The Federal Communications Commission (FCC) has given regulatory approval for Pandora Media, operators of the widely-popular streaming music service, to acquire a radio station in South Dakota.
The decision, which was handed down by the FCC Monday evening, came three years after Pandora sought to acquire Rapid City-based pop station KXMZ as a way of lowering the company’s licensing obligations to royalty managers ASCAP and BMI.
The FCC’s decision was delayed after the agency determined Pandora to be a foreign-owned company because the streaming music operator failed to supply adequate evidence that at least 75 percent of its company was owned by American citizens. Federal regulation forbids a “foreign government or its representative” from possession a radio license in the U.S.
In its 2014 application for KXMZ’s license, the California-based Pandora submitted mailing addresses for some of its owners, which the FCC determined was not enough for Pandora to meet its requirement under the domestic ownership rule. Pandora, a publicly-traded company, later told the FCC it could not definitively comply with the agency’s requirement regarding domestic ownership due to Securities and Exchange Commission privacy regulations. Pandora requested the FCC ease its ownership rule by raising the cap on foreign owners to 49.99 percent, a proposal the agency later denied.
On Monday, the FCC granted Pandora a waiver under federal foreign ownership rules, something that had been widely objected to by ASCAP and other royalty managers.
Pandora has been aggressive about acquiring KXMZ in order to qualify for lower payment rates to ASCAP, BMI and others.
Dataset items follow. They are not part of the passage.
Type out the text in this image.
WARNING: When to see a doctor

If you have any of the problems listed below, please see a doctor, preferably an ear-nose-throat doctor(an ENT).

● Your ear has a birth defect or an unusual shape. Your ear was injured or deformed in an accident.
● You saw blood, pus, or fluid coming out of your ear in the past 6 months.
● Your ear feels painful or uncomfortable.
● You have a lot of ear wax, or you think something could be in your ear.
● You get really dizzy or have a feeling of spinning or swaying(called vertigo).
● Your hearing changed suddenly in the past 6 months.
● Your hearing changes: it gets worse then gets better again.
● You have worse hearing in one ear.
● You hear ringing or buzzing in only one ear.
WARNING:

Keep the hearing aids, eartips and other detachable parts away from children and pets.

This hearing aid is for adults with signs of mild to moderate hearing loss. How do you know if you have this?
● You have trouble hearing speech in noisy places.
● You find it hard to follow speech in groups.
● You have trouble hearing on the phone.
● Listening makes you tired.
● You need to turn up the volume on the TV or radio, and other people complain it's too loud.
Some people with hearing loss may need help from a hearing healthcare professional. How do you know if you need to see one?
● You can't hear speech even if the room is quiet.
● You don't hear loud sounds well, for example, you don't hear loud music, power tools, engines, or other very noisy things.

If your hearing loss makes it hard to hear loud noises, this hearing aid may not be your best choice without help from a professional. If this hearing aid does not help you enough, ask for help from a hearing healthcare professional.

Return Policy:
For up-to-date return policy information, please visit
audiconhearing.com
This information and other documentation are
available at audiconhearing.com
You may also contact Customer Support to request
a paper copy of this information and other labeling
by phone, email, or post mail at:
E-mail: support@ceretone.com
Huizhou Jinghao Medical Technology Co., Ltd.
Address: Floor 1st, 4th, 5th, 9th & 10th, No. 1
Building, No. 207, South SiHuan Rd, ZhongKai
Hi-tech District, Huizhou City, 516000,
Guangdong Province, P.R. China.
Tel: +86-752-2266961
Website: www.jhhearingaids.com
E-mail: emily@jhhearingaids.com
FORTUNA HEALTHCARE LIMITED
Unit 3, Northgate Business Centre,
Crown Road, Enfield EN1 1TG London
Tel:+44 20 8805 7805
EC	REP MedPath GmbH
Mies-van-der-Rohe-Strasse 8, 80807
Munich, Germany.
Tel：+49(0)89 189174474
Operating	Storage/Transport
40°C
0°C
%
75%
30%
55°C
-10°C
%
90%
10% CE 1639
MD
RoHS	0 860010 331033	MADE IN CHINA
Currently, performance rights organizations like like ASCAP and BMI set a royalty rate for streaming music services and an entirely different rate for over-the-air broadcasters who also stream online.
Pandora currently pays ASCAP 1.85 percent of its gross revenue in order to legally stream music to its customers. As an over-the-air broadcaster, Pandora would be eligible to pay ASCAP a lower royalty rate of 1.7 percent.
This logic was cited by ASCAP when it asked the FCC to block Pandora’s acquisition of KXMZ’s license. But the FCC rejected ASCAP’s argument, saying Pandora’s business logic for KXMZ’s license was irrelevant to the agency determining whether the company qualified for a foreign ownership waiver.
In a statement released on Tuesday, Pandora’s director of public affairs David Grimaldi said the acquisition of KXMZ made sense “beyond the licensing parity alone,” noting that it would allow Pandora to qualify for other incentives given to over-the-air broadcasters under various radio licensing agreements that it otherwise wouldn’t qualify for as a standalone streaming service.
ASCAP told the music magazine Billboard that Pandora’s acquisition of KXMZ’s license was “a transparent ploy squarely aimed at paying songwriters even less for online music streams.” The performance rights organization said it would be considering what “other steps” it can now take in light of the FCC’s decision.
Pandora agreed to purchase KXMZ away from current owners Connoisseur Media for $600,000. Under Pandora’s ownership, the company says it will re-format the station to play songs based on the listening habits of 40,000 Pandora users in the Rapid City market.
Pandora’s stock closed up two cents to $17.90 a share on Tuesday.